Two days after the Philadelphia Flyers changed some of their assistants, new head coach Alain Vigneault said Wednesday he will make a major modification to Ian Laperriere’s duties.
Laperriere, a popular assistant, will no longer handle the penalty-killing duties and will no longer be behind the bench. He will handle pre-scouting duties for the next opponent and will also make observations as the Flyers’ “eye in the sky” from the press box.
The Flyers’ penalty kill struggled mightily during most of Laperriere’s six seasons, though it did make major strides last season after Scott Gordon was named the interim coach Dec. 17. The PK was seventh in the NHL in Laperriere’s first season, but was mediocre — or awful — in subsequent years.
Mike Yeo, the former head coach with Minnesota and St. Louis who was named a Flyers assistant Monday, will be in charge of the defense and the penalty kill, Vigneault announced in a conference call with reporters from Vienna, where he directed Team Canada to a 7-5 pre-tournament win Tuesday over Austria, a tuneup to the IIHF World Championships.
Vigneault also revealed that Michel Therrien, a former head coach with Montreal and Pittsburgh, will handle the power play and help the head coach in instructing the forwards. Therrien, named an assistant Monday, replaced Kris Knoblauch, whose contract was not renewed.
Under Knoblauch, the Flyers’ power play, despite an abundance of talent, finished tied for 22nd in the NHL with a 17.1 percent success rate last season.
Vigneault said he and general manager Chuck Fletcher jointly hired the assistants. He does not feel threatened having two former head coaches on his staff.
“I’ve always thought that the best way for me to do my job is to have the best possible people surrounding me and helping me and the organization,” he said. “I’ve known Michel for a long time, and I know the type of hockey person he is, and I know the type of person he is and what he can bring.”
Vigneault said he knew Yeo from coaching against him “and Chuck Fletcher had a real good relationship with him, so I felt real strongly about what he can bring to our coaching group. I talked it over about both of them with Chuck.”
Fletcher, the former Minnesota GM, once hired Yeo as the Wild’s head coach.

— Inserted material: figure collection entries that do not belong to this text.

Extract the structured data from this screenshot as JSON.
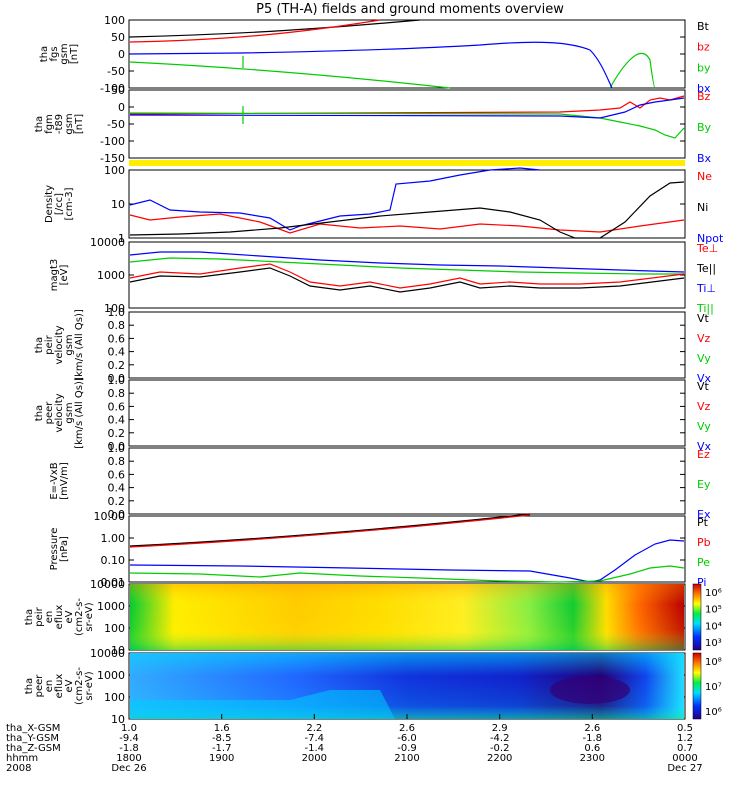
{
  "chart_data": {
    "type": "line",
    "title": "P5 (TH-A) fields and ground moments overview",
    "panels": [
      {
        "ylabel_lines": [
          "tha",
          "fgs",
          "gsm",
          "[nT]"
        ],
        "yticks": [
          "100",
          "50",
          "0",
          "-50",
          "-100"
        ],
        "ylim": [
          -100,
          100
        ],
        "legend": [
          {
            "label": "Bt",
            "color": "#000000"
          },
          {
            "label": "bz",
            "color": "#ff0000"
          },
          {
            "label": "by",
            "color": "#00cc00"
          },
          {
            "label": "bx",
            "color": "#0000ff"
          }
        ]
      },
      {
        "ylabel_lines": [
          "tha",
          "fgm",
          "-t89",
          "gsm",
          "[nT]"
        ],
        "yticks": [
          "50",
          "0",
          "-50",
          "-100",
          "-150"
        ],
        "ylim": [
          -175,
          75
        ],
        "legend": [
          {
            "label": "Bz",
            "color": "#ff0000"
          },
          {
            "label": "By",
            "color": "#00cc00"
          },
          {
            "label": "Bx",
            "color": "#0000ff"
          }
        ]
      },
      {
        "ylabel_lines": [
          "Density",
          "[/cc]",
          "[cm-3]"
        ],
        "yticks": [
          "100",
          "10",
          "1"
        ],
        "scale": "log",
        "legend": [
          {
            "label": "Ne",
            "color": "#ff0000"
          },
          {
            "label": "Ni",
            "color": "#000000"
          },
          {
            "label": "Npot",
            "color": "#0000ff"
          }
        ]
      },
      {
        "ylabel_lines": [
          "magt3",
          "[eV]"
        ],
        "yticks": [
          "10000",
          "1000",
          "100"
        ],
        "scale": "log",
        "legend": [
          {
            "label": "Te⊥",
            "color": "#ff0000"
          },
          {
            "label": "Te||",
            "color": "#000000"
          },
          {
            "label": "Ti⊥",
            "color": "#0000ff"
          },
          {
            "label": "Ti||",
            "color": "#00cc00"
          }
        ]
      },
      {
        "ylabel_lines": [
          "tha",
          "peir",
          "velocity",
          "gsm",
          "[km/s (All Qs)]"
        ],
        "yticks": [
          "1.0",
          "0.8",
          "0.6",
          "0.4",
          "0.2",
          "0.0"
        ],
        "ylim": [
          0,
          1
        ],
        "legend": [
          {
            "label": "Vt",
            "color": "#000000"
          },
          {
            "label": "Vz",
            "color": "#ff0000"
          },
          {
            "label": "Vy",
            "color": "#00cc00"
          },
          {
            "label": "Vx",
            "color": "#0000ff"
          }
        ]
      },
      {
        "ylabel_lines": [
          "tha",
          "peer",
          "velocity",
          "gsm",
          "[km/s (All Qs)]"
        ],
        "yticks": [
          "1.0",
          "0.8",
          "0.6",
          "0.4",
          "0.2",
          "0.0"
        ],
        "ylim": [
          0,
          1
        ],
        "legend": [
          {
            "label": "Vt",
            "color": "#000000"
          },
          {
            "label": "Vz",
            "color": "#ff0000"
          },
          {
            "label": "Vy",
            "color": "#00cc00"
          },
          {
            "label": "Vx",
            "color": "#0000ff"
          }
        ]
      },
      {
        "ylabel_lines": [
          "E=-VxB",
          "[mV/m]"
        ],
        "yticks": [
          "1.0",
          "0.8",
          "0.6",
          "0.4",
          "0.2",
          "0.0"
        ],
        "ylim": [
          0,
          1
        ],
        "legend": [
          {
            "label": "Ez",
            "color": "#ff0000"
          },
          {
            "label": "Ey",
            "color": "#00cc00"
          },
          {
            "label": "Ex",
            "color": "#0000ff"
          }
        ]
      },
      {
        "ylabel_lines": [
          "Pressure",
          "[nPa]"
        ],
        "yticks": [
          "10.00",
          "1.00",
          "0.10",
          "0.01"
        ],
        "scale": "log",
        "legend": [
          {
            "label": "Pt",
            "color": "#000000"
          },
          {
            "label": "Pb",
            "color": "#ff0000"
          },
          {
            "label": "Pe",
            "color": "#00cc00"
          },
          {
            "label": "Pi",
            "color": "#0000ff"
          }
        ]
      },
      {
        "ylabel_lines": [
          "tha",
          "peir",
          "en",
          "eflux",
          "eV",
          "(cm2-s-",
          "sr-eV)"
        ],
        "yticks": [
          "10000",
          "1000",
          "100",
          "10"
        ],
        "colorbar_ticks": [
          "10⁶",
          "10⁵",
          "10⁴",
          "10³"
        ]
      },
      {
        "ylabel_lines": [
          "tha",
          "peer",
          "en",
          "eflux",
          "eV",
          "(cm2-s-",
          "sr-eV)"
        ],
        "yticks": [
          "10000",
          "1000",
          "100",
          "10"
        ],
        "colorbar_ticks": [
          "10⁸",
          "10⁷",
          "10⁶"
        ]
      }
    ],
    "xaxis": {
      "row_labels": [
        "tha_X-GSM",
        "tha_Y-GSM",
        "tha_Z-GSM",
        "hhmm",
        "2008"
      ],
      "ticks": [
        {
          "x": "1.0",
          "y": "-9.4",
          "z": "-1.8",
          "hhmm": "1800",
          "date": "Dec 26"
        },
        {
          "x": "1.6",
          "y": "-8.5",
          "z": "-1.7",
          "hhmm": "1900",
          "date": ""
        },
        {
          "x": "2.2",
          "y": "-7.4",
          "z": "-1.4",
          "hhmm": "2000",
          "date": ""
        },
        {
          "x": "2.6",
          "y": "-6.0",
          "z": "-0.9",
          "hhmm": "2100",
          "date": ""
        },
        {
          "x": "2.9",
          "y": "-4.2",
          "z": "-0.2",
          "hhmm": "2200",
          "date": ""
        },
        {
          "x": "2.6",
          "y": "-1.8",
          "z": "0.6",
          "hhmm": "2300",
          "date": ""
        },
        {
          "x": "0.5",
          "y": "1.2",
          "z": "0.7",
          "hhmm": "0000",
          "date": "Dec 27"
        }
      ]
    }
  }
}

The Flyers’ penalty-kill struggles under Laperriere did not factor in his change in duties, Vigneault said.
“Not at all. This is about me bringing in people who bring different characteristics, different qualities to the Flyers,” Vigneault said. “I’ve got a lot of faith in Ian Laperriere. I had a good talk with him, and I know what he can bring to the Flyers. He’s a true Flyer. He wants to be here. He wants to help the team in any way he can, and after thinking it through and talking with Chuck, I felt we needed an eye in the sky who was relating what he was seeing to one of the coaches [Therrien]. And I needed somebody who could help us out with our advance scouting, and that’s going to be Ian.”

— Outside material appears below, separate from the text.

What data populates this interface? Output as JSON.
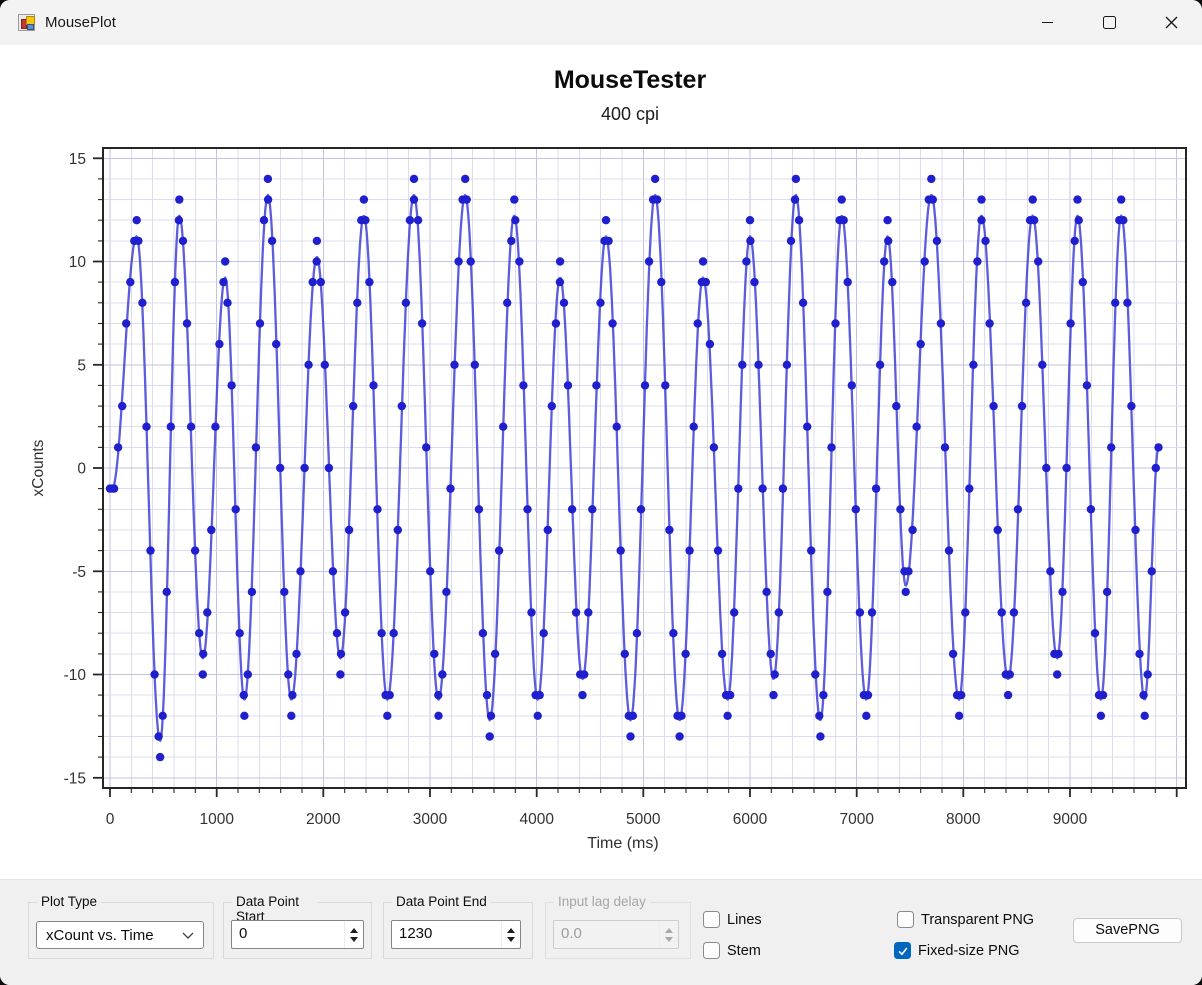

Added Vigneault: “I’ve always been a believer that the coach that is running the defense should be running the penalty kill, also. And the coach who is doing the power play is always a little bit closer with the forwards.”
Vigneault said one of the assistants’ jobs will entail being a sounding board for the players.
“Part of being an assistant, obviously, is being closer with the players,” he said. “You have to have an open mind about hearing their concerns sometimes, and they bring certain situations to me — and my job as the head coach is to handle the different situations.”
Vigneault said there will be some adjustments in the way the power play and penalty kill will be run. ... Team Canada starts Friday against Finland in Slovakia, and Pittsburgh’s Matt Murray will be the starting goalie. The team could play as many as 10 games in 17 days, so Vigneault said he will “definitely use two goaltenders” and that the Flyers’ Carter Hart will probably get some time. ... Sean Couturier, who had a goal in Canada’s pre-tournament win over Austria, is the other Flyer on the team.